The Pixel Visual Core is a custom image processing unit built into the Pixel 2 and its bigger brother the Pixel 2 XL. It sits alongside the DSP built into Qualcomm’s processor, allegedly allowing for much better photos to be taken. After all, proprietary hardware and software usually mesh well.
They still use Hexagon (QDSP) from the Google Camera app on the Pixel 2 (XL) just like the Pixel (XL) and they still have a special google_camera_app SELinux policy domain. Other apps can’t do what Google Camera does right now.

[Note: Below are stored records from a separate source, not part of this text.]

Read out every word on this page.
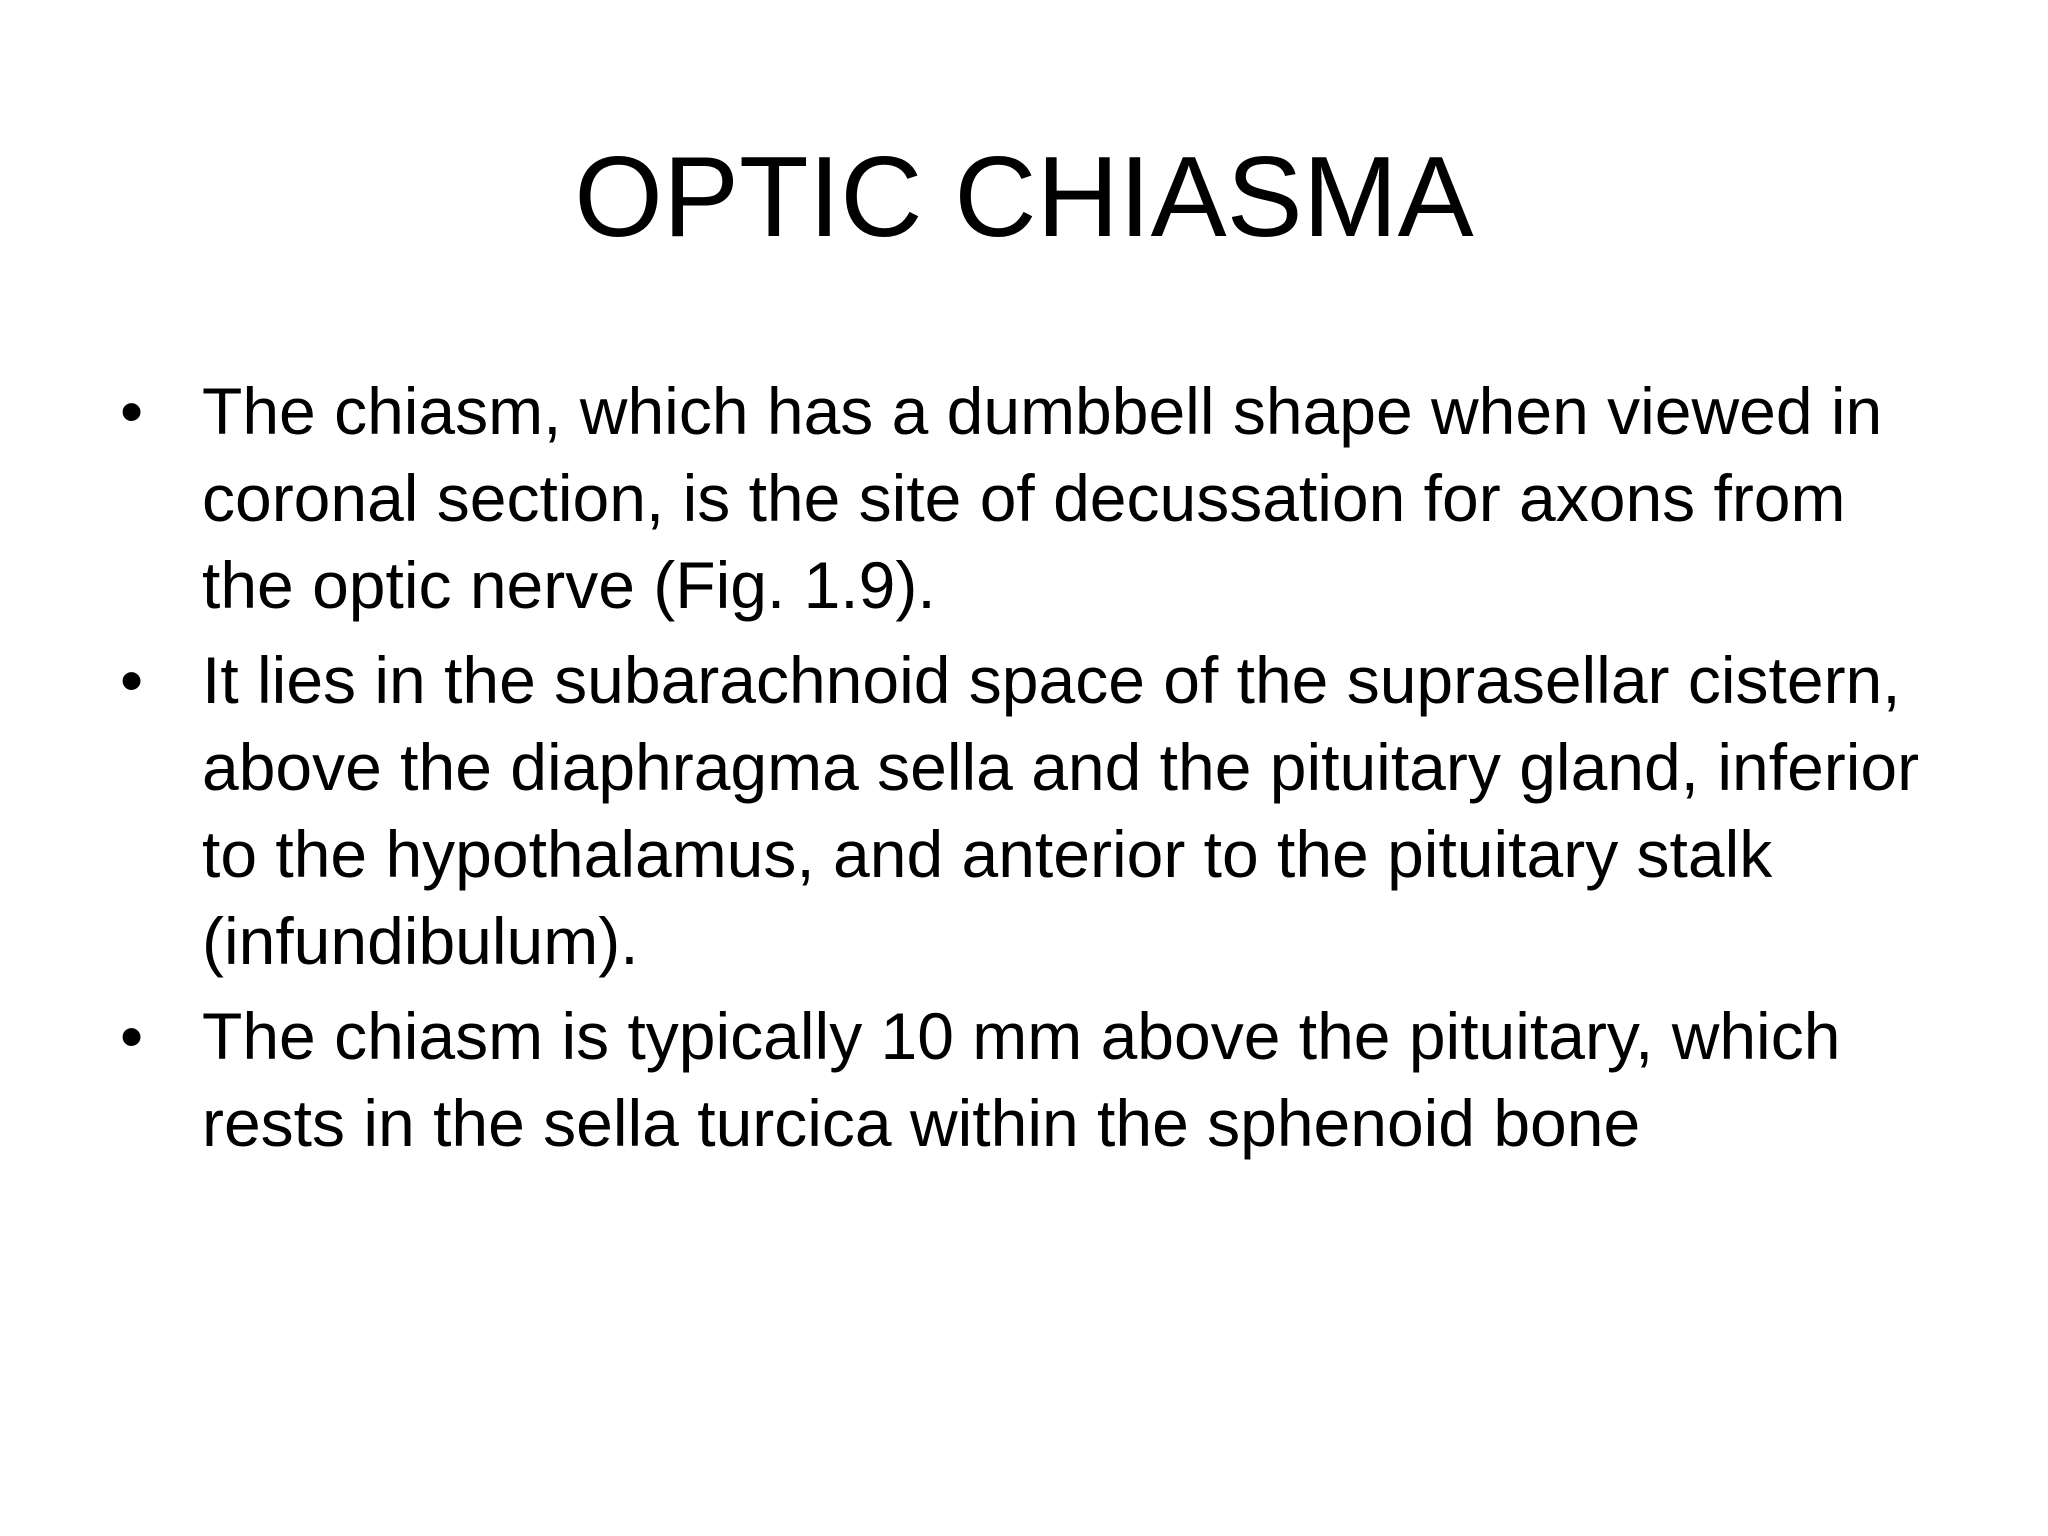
OPTIC CHIASMA
• The chiasm, which has a dumbbell shape when viewed in coronal section, is the site of decussation for axons from the optic nerve (Fig. 1.9).
• It lies in the subarachnoid space of the suprasellar cistern, above the diaphragma sella and the pituitary gland, inferior to the hypothalamus, and anterior to the pituitary stalk (infundibulum).
• The chiasm is typically 10 mm above the pituitary, which rests in the sella turcica within the sphenoid bone
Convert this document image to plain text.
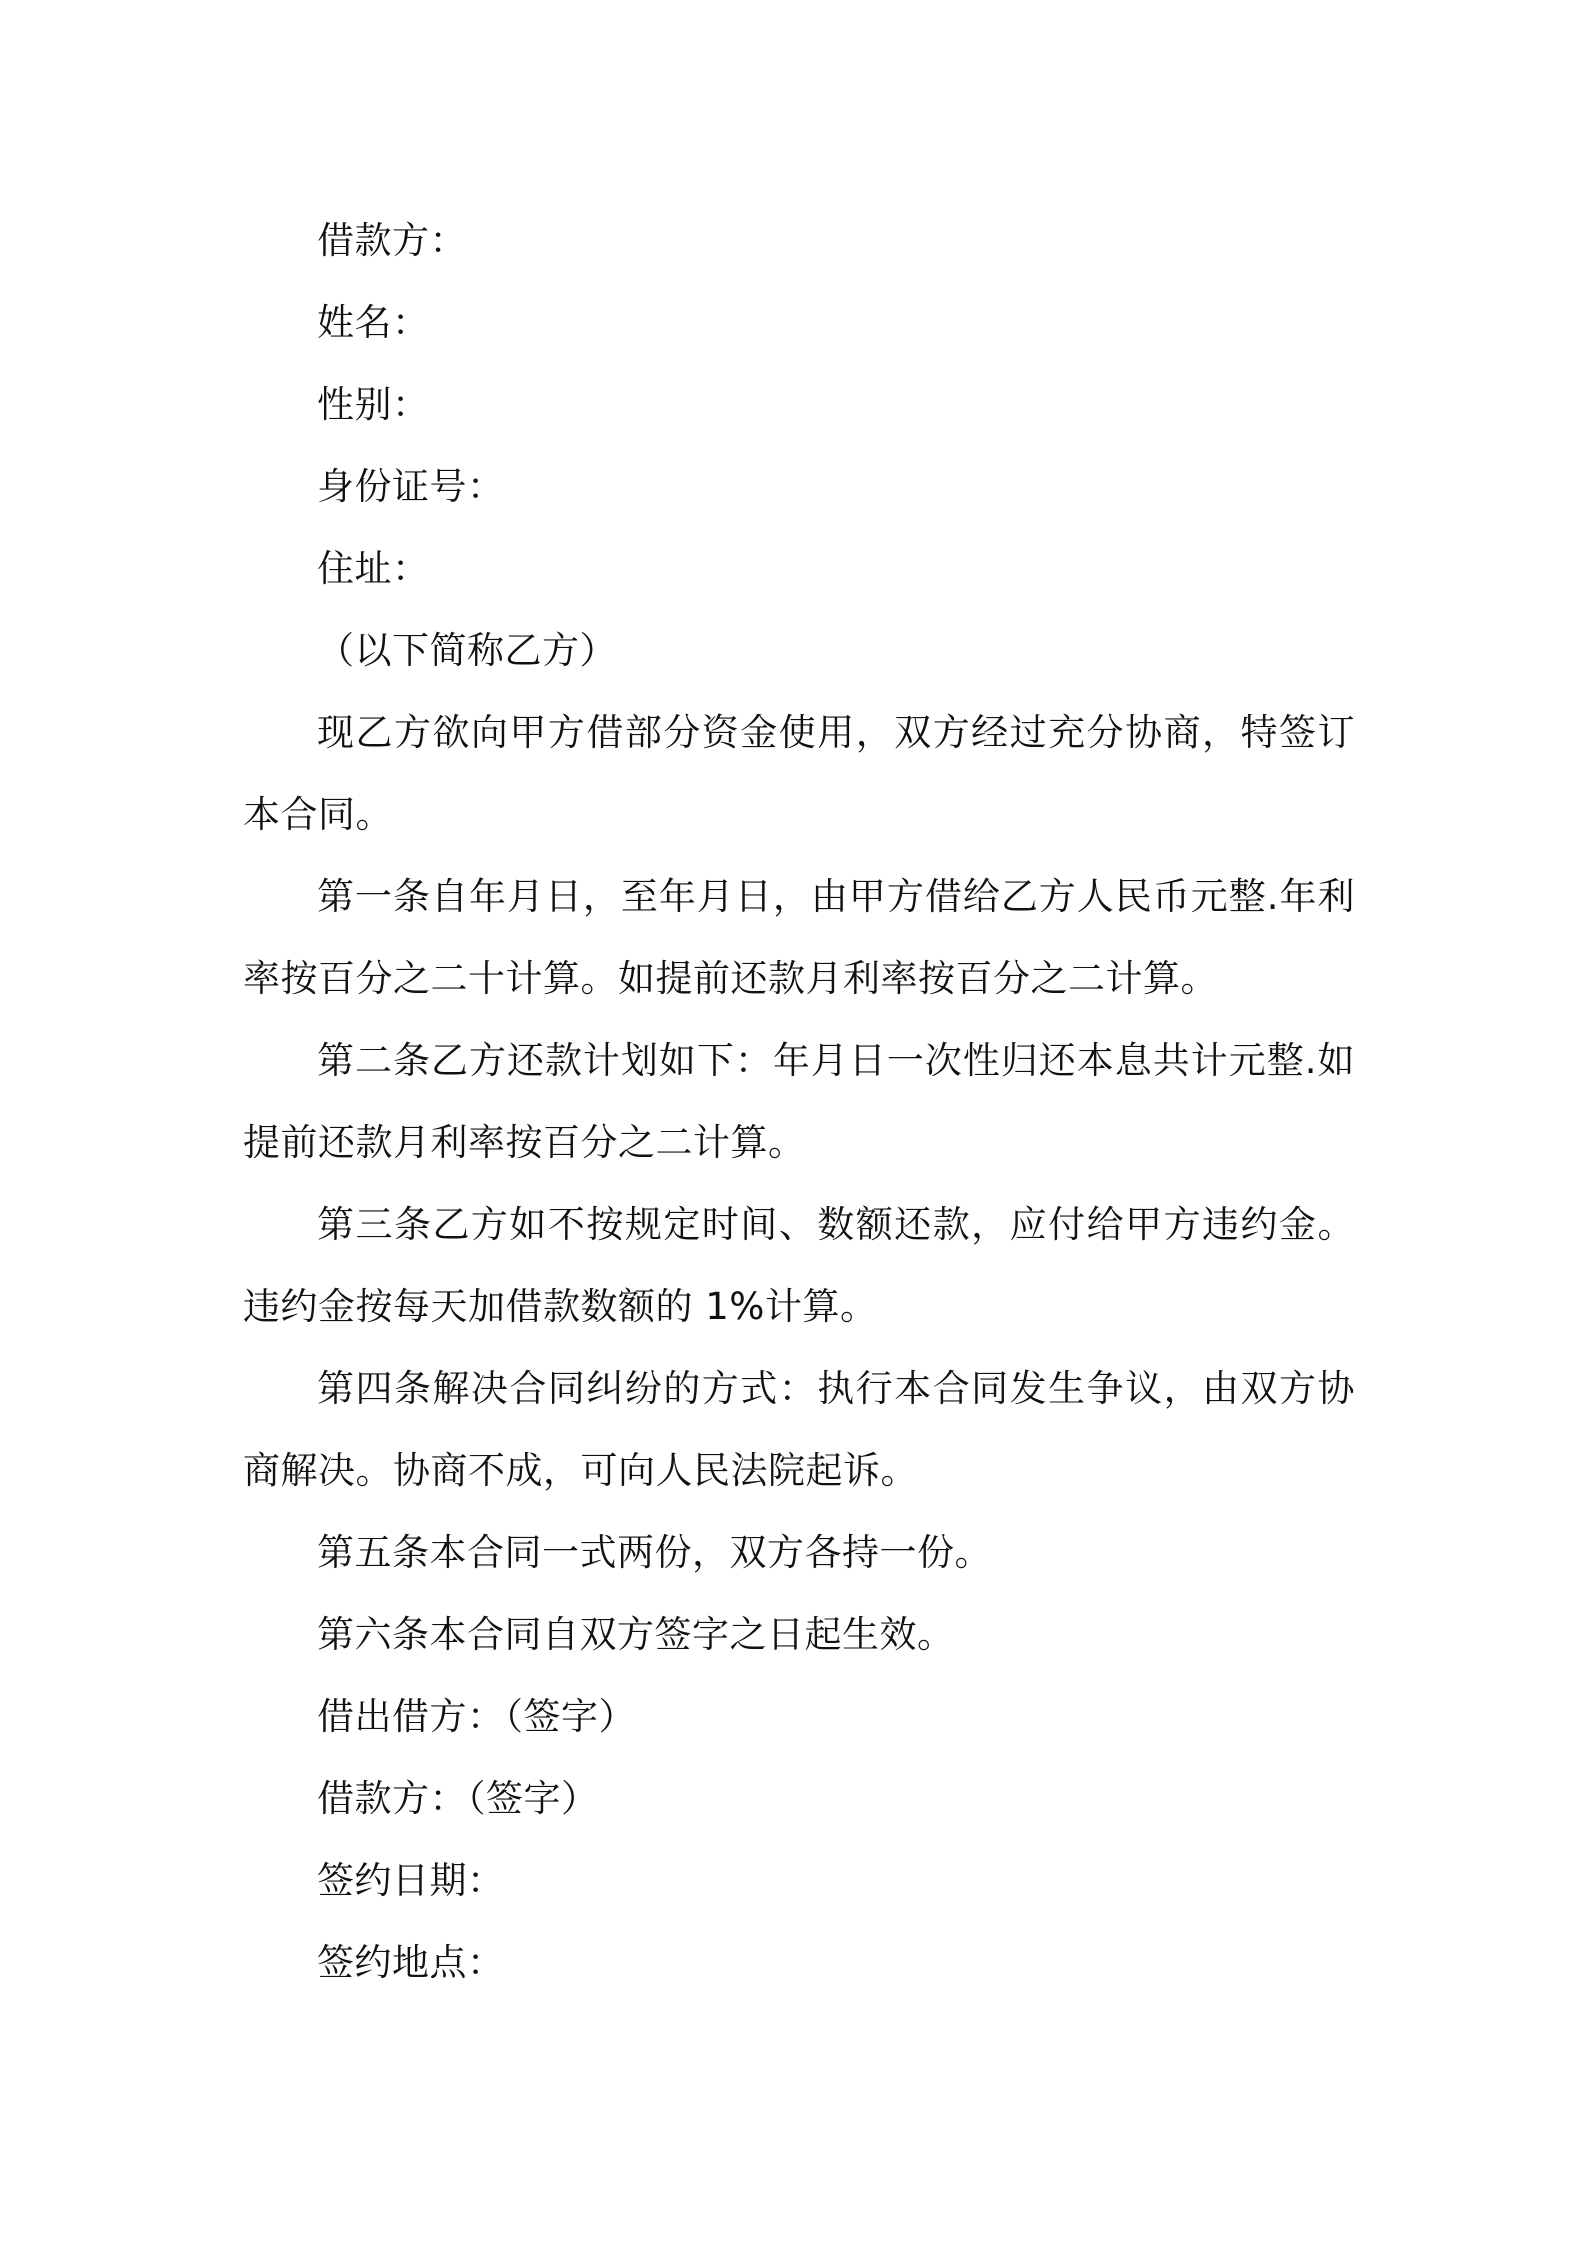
借款方：

姓名：

性别：

身份证号：

住址：

（以下简称乙方）

现乙方欲向甲方借部分资金使用，双方经过充分协商，特签订本合同。

第一条自年月日，至年月日，由甲方借给乙方人民币元整.年利率按百分之二十计算。如提前还款月利率按百分之二计算。

第二条乙方还款计划如下：年月日一次性归还本息共计元整.如提前还款月利率按百分之二计算。

第三条乙方如不按规定时间、数额还款，应付给甲方违约金。违约金按每天加借款数额的 1%计算。

第四条解决合同纠纷的方式：执行本合同发生争议，由双方协商解决。协商不成，可向人民法院起诉。

第五条本合同一式两份，双方各持一份。

第六条本合同自双方签字之日起生效。

借出借方：（签字）

借款方：（签字）

签约日期：

签约地点：
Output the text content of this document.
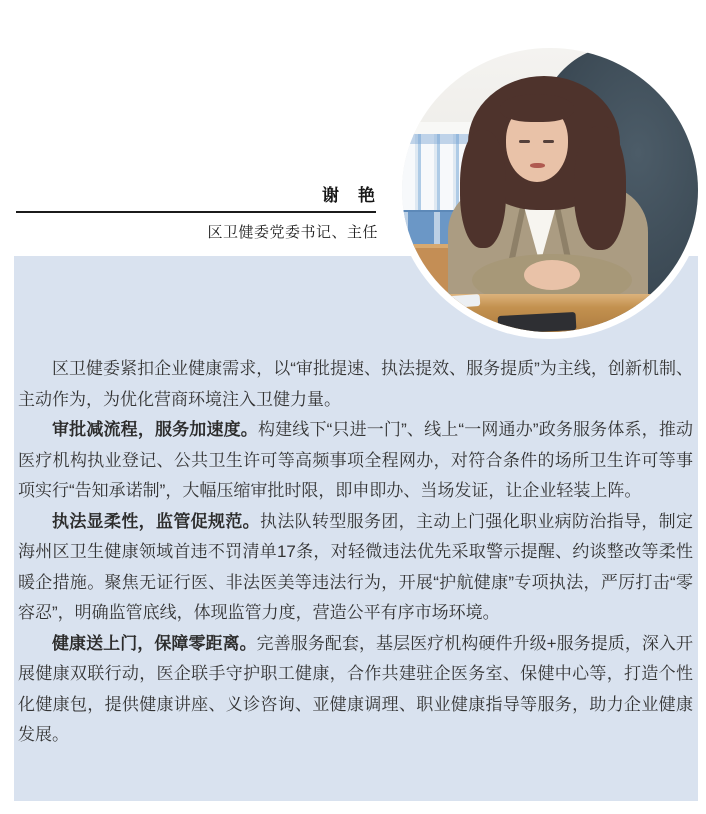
谢　艳
区卫健委党委书记、主任

区卫健委紧扣企业健康需求，以“审批提速、执法提效、服务提质”为主线，创新机制、主动作为，为优化营商环境注入卫健力量。

审批减流程，服务加速度。构建线下“只进一门”、线上“一网通办”政务服务体系，推动医疗机构执业登记、公共卫生许可等高频事项全程网办，对符合条件的场所卫生许可等事项实行“告知承诺制”，大幅压缩审批时限，即申即办、当场发证，让企业轻装上阵。

执法显柔性，监管促规范。执法队转型服务团，主动上门强化职业病防治指导，制定海州区卫生健康领域首违不罚清单17条，对轻微违法优先采取警示提醒、约谈整改等柔性暖企措施。聚焦无证行医、非法医美等违法行为，开展“护航健康”专项执法，严厉打击“零容忍”，明确监管底线，体现监管力度，营造公平有序市场环境。

健康送上门，保障零距离。完善服务配套，基层医疗机构硬件升级+服务提质，深入开展健康双联行动，医企联手守护职工健康，合作共建驻企医务室、保健中心等，打造个性化健康包，提供健康讲座、义诊咨询、亚健康调理、职业健康指导等服务，助力企业健康发展。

— CopperheadOS (@CopperheadOS) February 7, 2018
However, it looks like the stock camera app on the Pixel 2 doesn’t actually take advantage of the Pixel Visual Core, instead opting for proprietary software processing on the Qualcomm Hexagon DSP to get the amazing results we see with the Google Camera app. Brian Rakowski, vice president of product management at Google addressed this issue over at FoneArena:
“Turns out we do pretty sophisticated processing, optimising and tuning in the camera app itself to get the maximum performance possible. We do ZSL and fast buffering to get fast HDR capture. So we don’t take advantage of the Pixel Visual Core, we don’t need to take advantage of it.”
The Pixel Visual Core is for third party apps, giving other app makers the advantages of Google’s advanced photo capabilities via an API and specialized processor hardware. It’s strange that Google’s own camera app does not use it, but it makes perfect sense why it’s in the phone.